The purpose of this letter is to submit some specific recommendations.
In the morning we had an exploratory conference with the new Ambassador,2 Mr. Warren, with Patterson and Scott from Ankara, and with Baxter of State.
This afternoon we met with Prochnow, Overby, FitzGerald, and Gray, and various staff members.
The situation is mixed in Turkey and not too satisfactory.
On the financial stability program, the line established by the Prime Minister in January has been reasonably well held, but no new steps have been taken. Doubt is cast upon its vitality by the resignations of Ulas and Kurdash, who had been known proponents.
The immediate and most urgent crisis has to do with the importation of petroleum products, commonly called POL. The Turks have exhausted every known means of financing those imports [Page 676]beyond the end of May, and without them their economy will certainly come to a full halt.
It is the position of the Turkish Government that the amount of aid granted pursuant to our mission to Turkey is inadequate to meet the public relations problem. People in Turkey still expect a $300 million loan, and the Prime Minister fears that his Cabinet will fall due to his failure to secure that sum of money. For this reason he has not yet announced the total of FY 1956 aid.
The International Monetary Fund is now sending a working party to Ankara in advance of its normal June date. Sturc, who leads that party, will arrive in Ankara on April 23, to be followed by Merle Cochran on May 10. It is hoped that out of that mission may come discussions of the exchange problem, but in the opinion of our country team the Turks will not voluntarily open that subject.
Out of our discussions today, there seemed to me to be consensus to support the following specific recommendations, which I now submit:
- The American people and the Turkish people must be told promptly the full amount of American aid for FY 1956. The Turkish Government should be given a further opportunity to make that announcement itself, but if they fail to do so, we should release the facts to the press in both countries. This will serve as a partial check on the obvious belief held by many Turks that our dollar aid allotment is not yet final, and will negative [negate] the impression which some members of the government have promoted that what we have done is niggardly and unworthy of the relationship with a staunch ally.

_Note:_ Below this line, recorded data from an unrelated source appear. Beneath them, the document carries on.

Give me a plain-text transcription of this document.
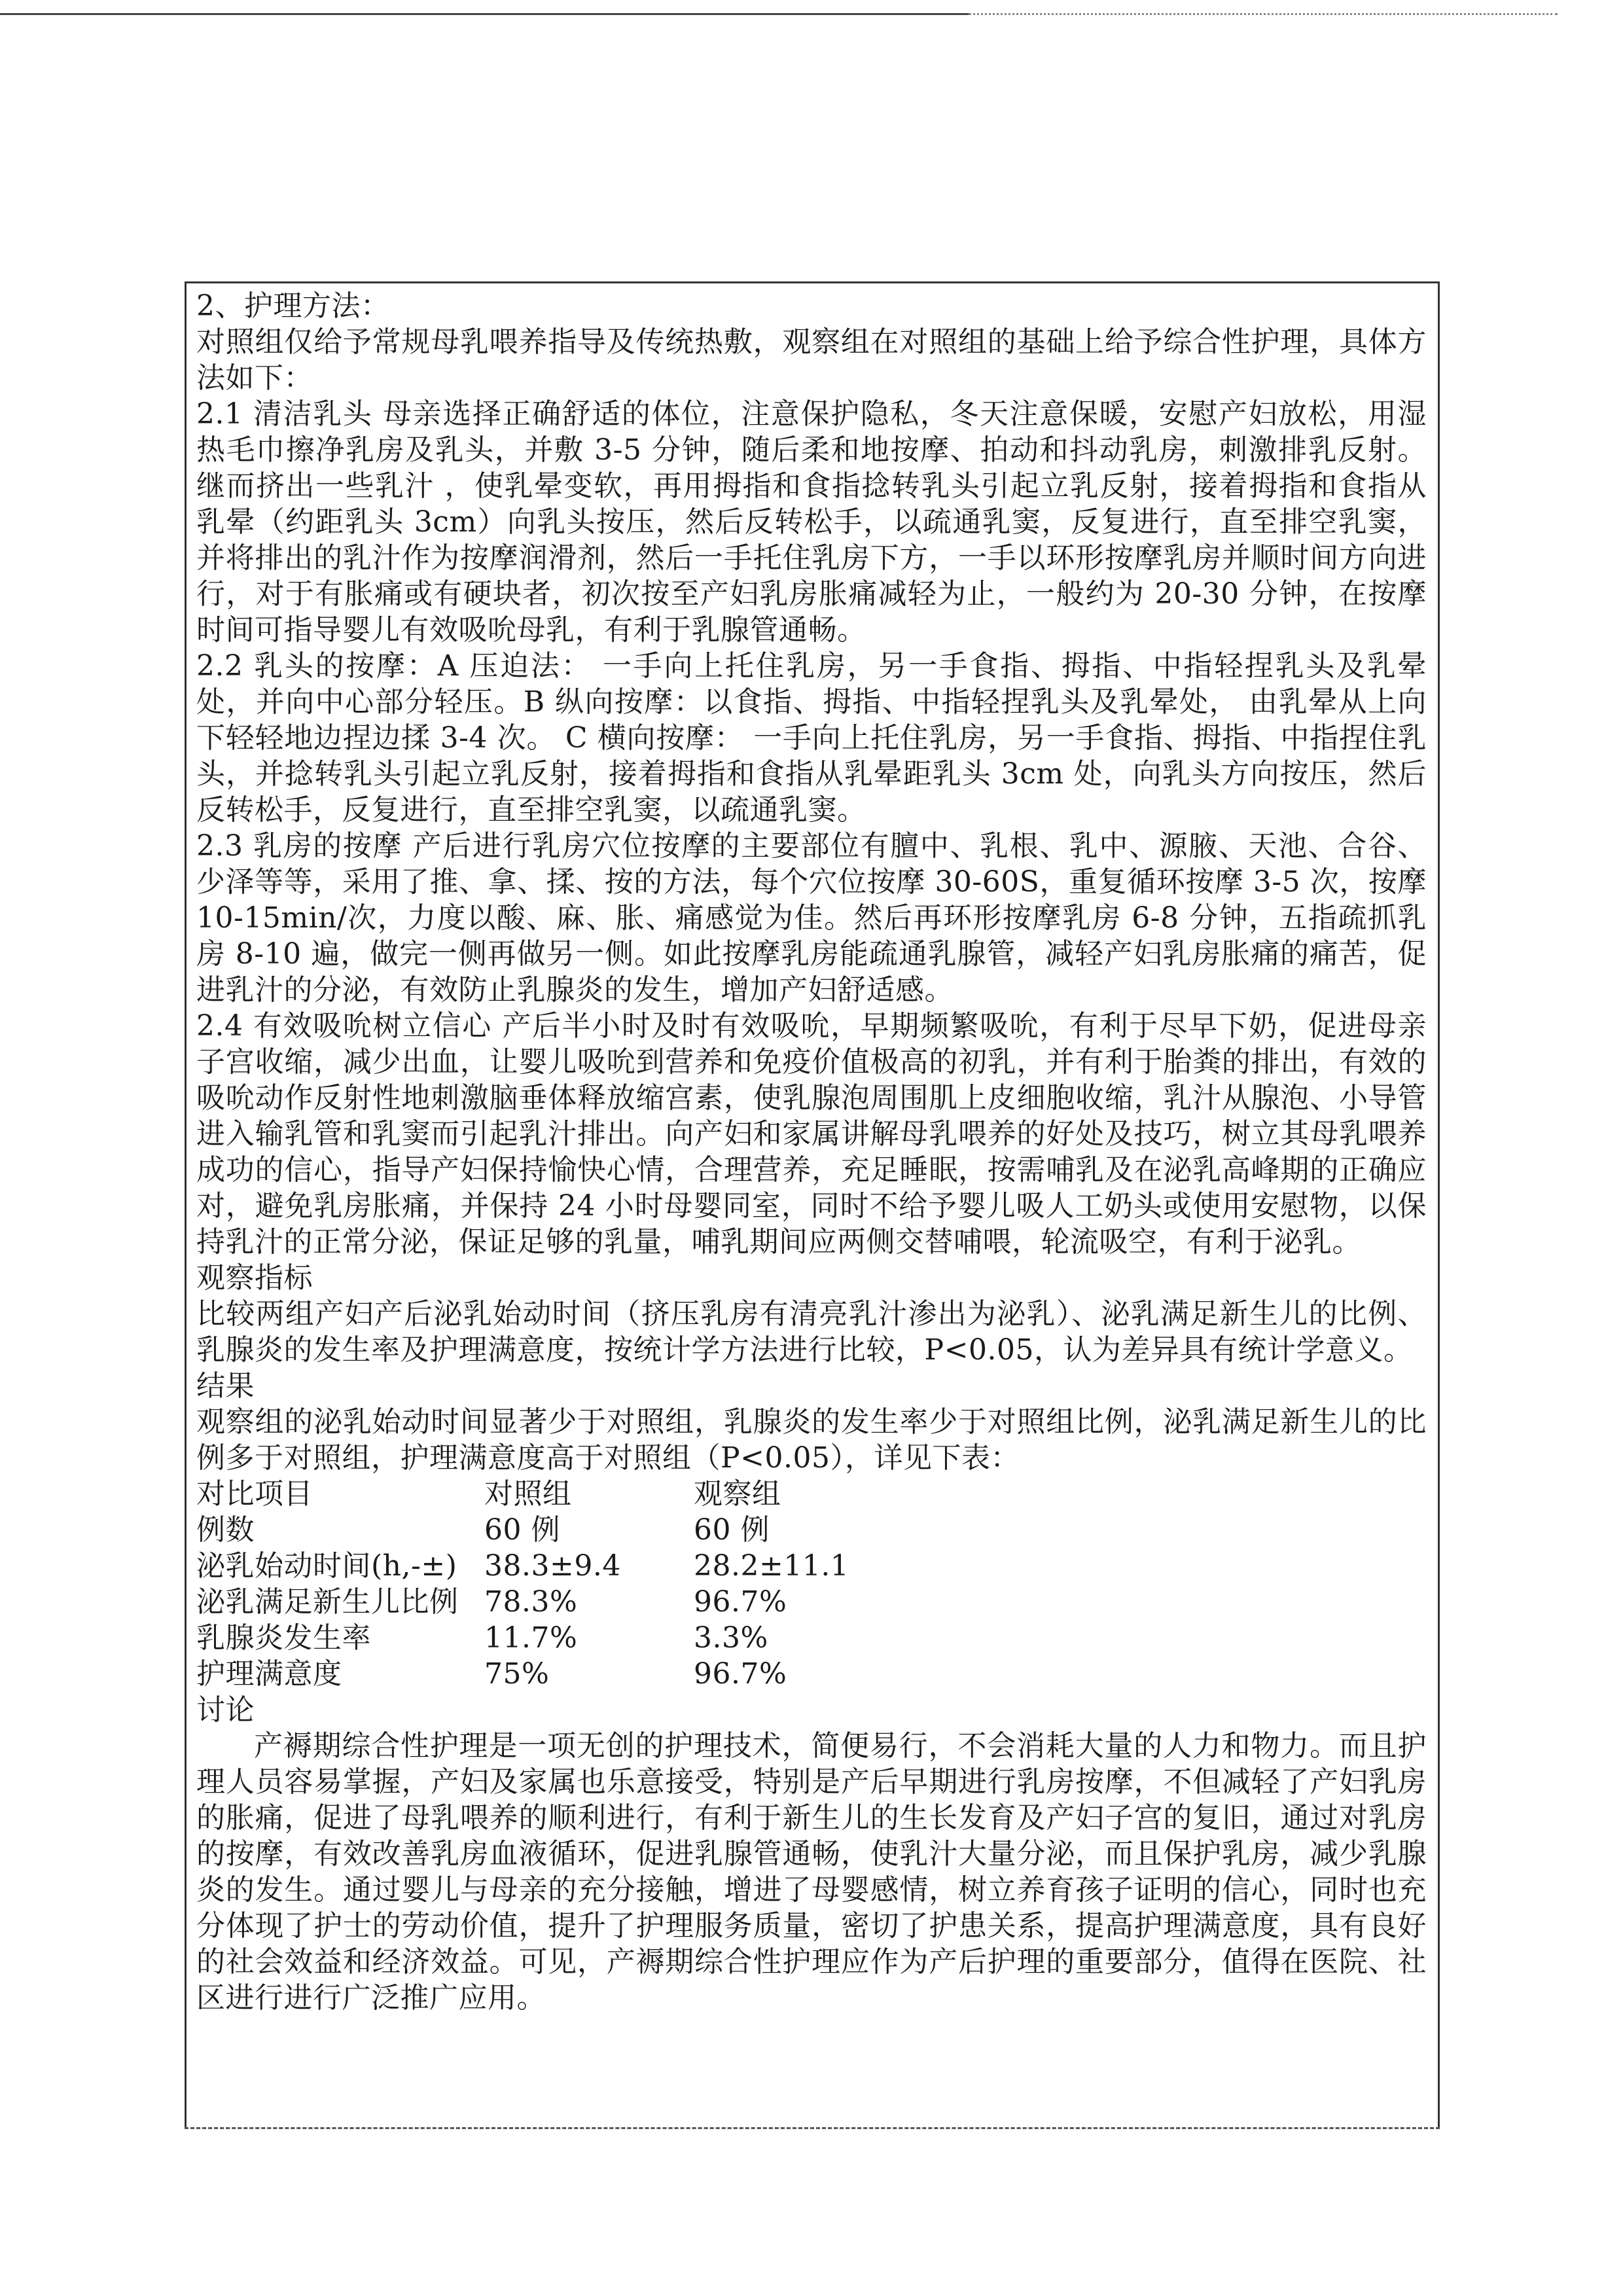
2、护理方法：

对照组仅给予常规母乳喂养指导及传统热敷，观察组在对照组的基础上给予综合性护理，具体方法如下：

2.1 清洁乳头 母亲选择正确舒适的体位，注意保护隐私，冬天注意保暖，安慰产妇放松，用湿热毛巾擦净乳房及乳头，并敷 3-5 分钟，随后柔和地按摩、拍动和抖动乳房，刺激排乳反射。继而挤出一些乳汁 ，使乳晕变软，再用拇指和食指捻转乳头引起立乳反射，接着拇指和食指从乳晕（约距乳头 3cm）向乳头按压，然后反转松手，以疏通乳窦，反复进行，直至排空乳窦，并将排出的乳汁作为按摩润滑剂，然后一手托住乳房下方，一手以环形按摩乳房并顺时间方向进行，对于有胀痛或有硬块者，初次按至产妇乳房胀痛减轻为止，一般约为 20-30 分钟，在按摩时间可指导婴儿有效吸吮母乳，有利于乳腺管通畅。

2.2 乳头的按摩：A 压迫法： 一手向上托住乳房，另一手食指、拇指、中指轻捏乳头及乳晕处，并向中心部分轻压。B 纵向按摩：以食指、拇指、中指轻捏乳头及乳晕处， 由乳晕从上向下轻轻地边捏边揉 3-4 次。 C 横向按摩： 一手向上托住乳房，另一手食指、拇指、中指捏住乳头，并捻转乳头引起立乳反射，接着拇指和食指从乳晕距乳头 3cm 处，向乳头方向按压，然后反转松手，反复进行，直至排空乳窦，以疏通乳窦。

2.3 乳房的按摩 产后进行乳房穴位按摩的主要部位有膻中、乳根、乳中、源腋、天池、合谷、少泽等等，采用了推、拿、揉、按的方法，每个穴位按摩 30-60S，重复循环按摩 3-5 次，按摩 10-15min/次，力度以酸、麻、胀、痛感觉为佳。然后再环形按摩乳房 6-8 分钟，五指疏抓乳房 8-10 遍，做完一侧再做另一侧。如此按摩乳房能疏通乳腺管，减轻产妇乳房胀痛的痛苦，促进乳汁的分泌，有效防止乳腺炎的发生，增加产妇舒适感。

2.4 有效吸吮树立信心 产后半小时及时有效吸吮，早期频繁吸吮，有利于尽早下奶，促进母亲子宫收缩，减少出血，让婴儿吸吮到营养和免疫价值极高的初乳，并有利于胎粪的排出，有效的吸吮动作反射性地刺激脑垂体释放缩宫素，使乳腺泡周围肌上皮细胞收缩，乳汁从腺泡、小导管进入输乳管和乳窦而引起乳汁排出。向产妇和家属讲解母乳喂养的好处及技巧，树立其母乳喂养成功的信心，指导产妇保持愉快心情，合理营养，充足睡眠，按需哺乳及在泌乳高峰期的正确应对，避免乳房胀痛，并保持 24 小时母婴同室，同时不给予婴儿吸人工奶头或使用安慰物，以保持乳汁的正常分泌，保证足够的乳量，哺乳期间应两侧交替哺喂，轮流吸空，有利于泌乳。

观察指标

比较两组产妇产后泌乳始动时间（挤压乳房有清亮乳汁渗出为泌乳）、泌乳满足新生儿的比例、乳腺炎的发生率及护理满意度，按统计学方法进行比较，P<0.05，认为差异具有统计学意义。

结果

观察组的泌乳始动时间显著少于对照组，乳腺炎的发生率少于对照组比例，泌乳满足新生儿的比例多于对照组，护理满意度高于对照组（P<0.05），详见下表：

对比项目	对照组	观察组
例数	60 例	60 例
泌乳始动时间(h,-±)	38.3±9.4	28.2±11.1
泌乳满足新生儿比例	78.3%	96.7%
乳腺炎发生率	11.7%	3.3%
护理满意度	75%	96.7%

讨论

产褥期综合性护理是一项无创的护理技术，简便易行，不会消耗大量的人力和物力。而且护理人员容易掌握，产妇及家属也乐意接受，特别是产后早期进行乳房按摩，不但减轻了产妇乳房的胀痛，促进了母乳喂养的顺利进行，有利于新生儿的生长发育及产妇子宫的复旧，通过对乳房的按摩，有效改善乳房血液循环，促进乳腺管通畅，使乳汁大量分泌，而且保护乳房，减少乳腺炎的发生。通过婴儿与母亲的充分接触，增进了母婴感情，树立养育孩子证明的信心，同时也充分体现了护士的劳动价值，提升了护理服务质量，密切了护患关系，提高护理满意度，具有良好的社会效益和经济效益。可见，产褥期综合性护理应作为产后护理的重要部分，值得在医院、社区进行进行广泛推广应用。
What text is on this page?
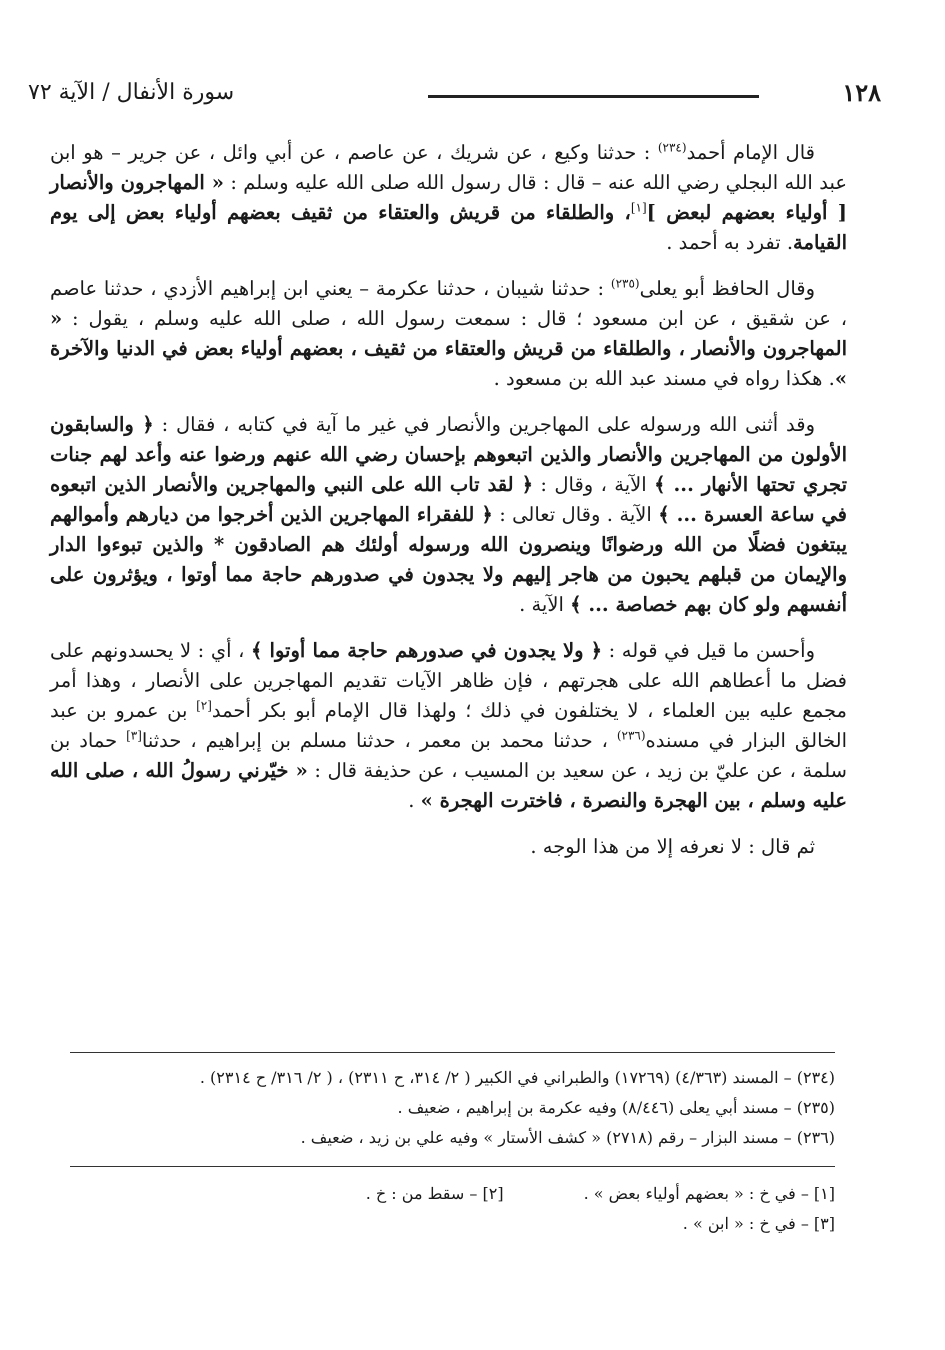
سورة الأنفال / الآية ٧٢	١٢٨

قال الإمام أحمد$^{(٢٣٤)}$ : حدثنا وكيع ، عن شريك ، عن عاصم ، عن أبي وائل ، عن جرير – هو ابن عبد الله البجلي رضي الله عنه – قال : قال رسول الله صلى الله عليه وسلم : « المهاجرون والأنصار [ أولياء بعضهم لبعض ][١]، والطلقاء من قريش والعتقاء من ثقيف بعضهم أولياء بعض إلى يوم القيامة. تفرد به أحمد .

وقال الحافظ أبو يعلى$^{(٢٣٥)}$ : حدثنا شيبان ، حدثنا عكرمة – يعني ابن إبراهيم الأزدي ، حدثنا عاصم ، عن شقيق ، عن ابن مسعود ؛ قال : سمعت رسول الله ، صلى الله عليه وسلم ، يقول : « المهاجرون والأنصار ، والطلقاء من قريش والعتقاء من ثقيف ، بعضهم أولياء بعض في الدنيا والآخرة ». هكذا رواه في مسند عبد الله بن مسعود .

وقد أثنى الله ورسوله على المهاجرين والأنصار في غير ما آية في كتابه ، فقال : ﴿ والسابقون الأولون من المهاجرين والأنصار والذين اتبعوهم بإحسان رضي الله عنهم ورضوا عنه وأعد لهم جنات تجري تحتها الأنهار ... ﴾ الآية ، وقال : ﴿ لقد تاب الله على النبي والمهاجرين والأنصار الذين اتبعوه في ساعة العسرة ... ﴾ الآية . وقال تعالى : ﴿ للفقراء المهاجرين الذين أخرجوا من ديارهم وأموالهم يبتغون فضلًا من الله ورضوانًا وينصرون الله ورسوله أولئك هم الصادقون * والذين تبوءوا الدار والإيمان من قبلهم يحبون من هاجر إليهم ولا يجدون في صدورهم حاجة مما أوتوا ، ويؤثرون على أنفسهم ولو كان بهم خصاصة ... ﴾ الآية .

وأحسن ما قيل في قوله : ﴿ ولا يجدون في صدورهم حاجة مما أوتوا ﴾ ، أي : لا يحسدونهم على فضل ما أعطاهم الله على هجرتهم ، فإن ظاهر الآيات تقديم المهاجرين على الأنصار ، وهذا أمر مجمع عليه بين العلماء ، لا يختلفون في ذلك ؛ ولهذا قال الإمام أبو بكر أحمد[٢] بن عمرو بن عبد الخالق البزار في مسنده$^{(٢٣٦)}$ ، حدثنا محمد بن معمر ، حدثنا مسلم بن إبراهيم ، حدثنا[٣] حماد بن سلمة ، عن عليّ بن زيد ، عن سعيد بن المسيب ، عن حذيفة قال : « خيّرني رسولُ الله ، صلى الله عليه وسلم ، بين الهجرة والنصرة ، فاخترت الهجرة » .

ثم قال : لا نعرفه إلا من هذا الوجه .

(٢٣٤) – المسند (٤/٣٦٣) (١٧٢٦٩) والطبراني في الكبير ( ٢/ ٣١٤، ح ٢٣١١) ، ( ٢/ ٣١٦/ ح ٢٣١٤) .
(٢٣٥) – مسند أبي يعلى (٨/٤٤٦) وفيه عكرمة بن إبراهيم ، ضعيف .
(٢٣٦) – مسند البزار – رقم (٢٧١٨) « كشف الأستار » وفيه علي بن زيد ، ضعيف .
[١] – في خ : « بعضهم أولياء بعض » .
[٢] – سقط من : خ .
[٣] – في خ : « ابن » .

- $13 million out of the recent allotments should be made available to our country team for financing about three months of POL. We all recognize the difficulty that this creates for ICA, but we see no escape from the dilemma. We cannot let all Turkish industry be shut down for lack of fuel and lubricants, and there is no other source from which the money can come.
- This allocation should be used, however, by the country team for the express purpose of persuading the Turks that they themselves must open with IMF the subject of the improvement of the exchange situation. We believe this can be done without making it as bald as a categorical demand for devaluation. We see no way, however, other than by the use of these funds, to insure that IMF will have the subject before it, and if this present working party should leave Turkey without discussing that subject, it might set the whole matter back for a long period of time.
- When these steps are taken, we should stand absolutely firm, and grant no other aid whatever to Turkey until discussions for FY 1957 open. The fact that we are standing firm, and that these decisions are in fact final, should be made clear to the Turks by every means at our command.
Upon my return from the other mission, it had been tentatively agreed that I would go back to Ankara with my associates the first [Page 677]week in May. This was for the purpose of checking the progress of the stabilization program.
After discussing it at length with all concerned, I have come to the conclusion that it would be inappropriate and perhaps dangerous for us to go that soon. For us to arrive there while the IMF study is on might take the whole pressure off. It would once more suggest to the Turks that some miracle might still happen.
I do think, however, that we should go back later.
I am not available in the month of June, but I shall be prepared to go at any time after the first week in July, and my associates will be prepared to go with me.
Meanwhile I will continue to follow the subject.